The companies announced that Nvidia Isaac GR00T 1.7, an open vision-language-action (VLA) foundation model for humanoid robots, and the Nvidia Isaac Teleop framework are now integrated into LeRobot. Support for Nvidia Cosmos 3, a world foundation model for physical AI, is also planned.
Together, the additions are intended to provide developers with a standardized workflow for collecting data, training robot models, evaluating performance and deploying AI-powered robots.
“Open source is how a field turns advanced research into something people can study, adapt and build on,” said Thomas Wolf, cofounder and chief science officer at Hugging Face.
“With Nvidia Isaac GR00T 1.7 and Isaac TeleOp in LeRobot today, robotics developers can use shared models, data and workflows to train and evaluate robots in the open. And with Nvidia Cosmos 3 planned next, the community will have a path to bring frontier world models into that same collaborative loop.”
LeRobot is Hugging Face’s open-source robotics library for developing, training and sharing robot datasets, models and workflows.
Nvidia says the expanded partnership combines its community of more than three million robotics developers with Hugging Face’s 16 million AI developers, broadening access to physical AI technologies.
The Isaac Teleop framework enables developers to collect human demonstrations from external devices using standardized formats, while Isaac GR00T 1.7 is designed to simplify post-training and deployment of robot foundation models across different robot types and applications.
Future integration of Nvidia Cosmos 3 will allow developers to generate synthetic robotics data, simulate environments and develop robot policies when real-world data is unavailable or too costly to collect.

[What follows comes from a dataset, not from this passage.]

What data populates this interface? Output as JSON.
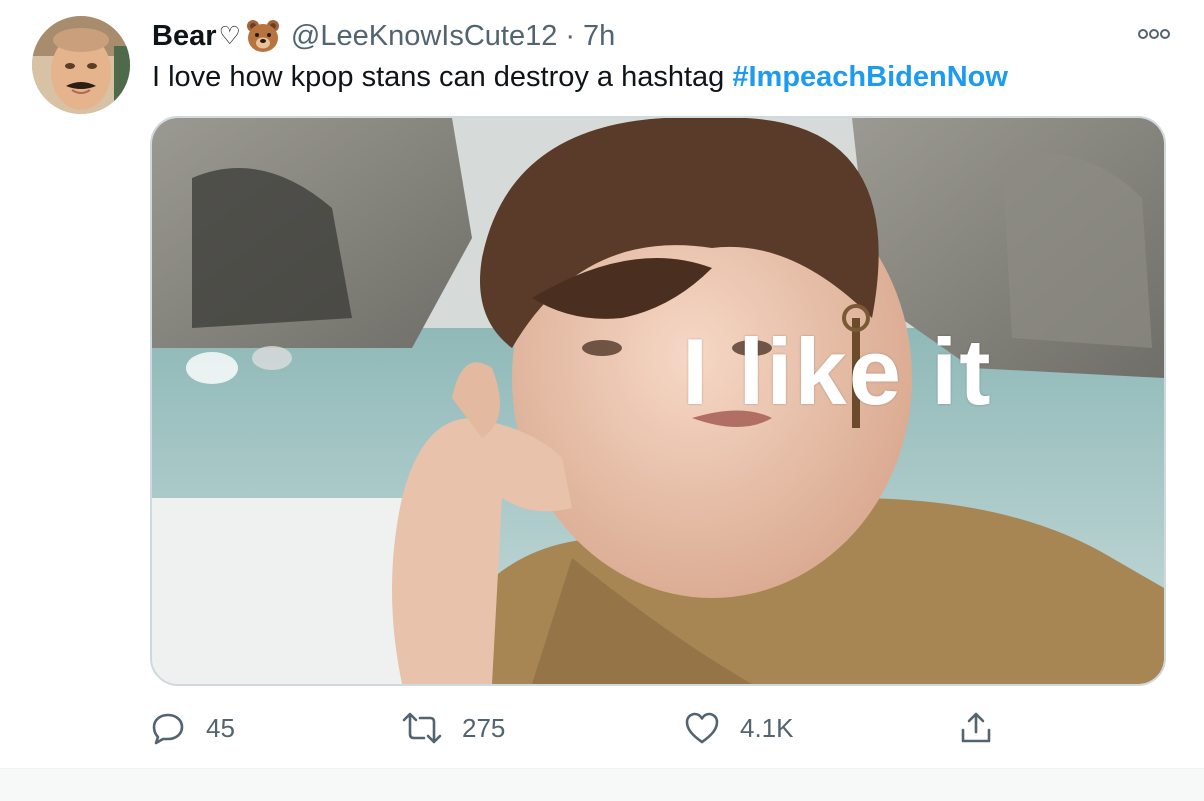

The new integrations build on existing Nvidia technologies already available through LeRobot, including open-source physical AI datasets containing more than 350,000 real and simulated robot trajectories and 57 million grasp samples, as well as simulation environments based on Nvidia Isaac Sim and Isaac Lab.
The collaboration also extends to deployment, with support for Nvidia Jetson Thor on Hugging Face’s Reachy 2 humanoid robot, enabling developers to run vision-language-action models on open-source humanoid robotics platforms.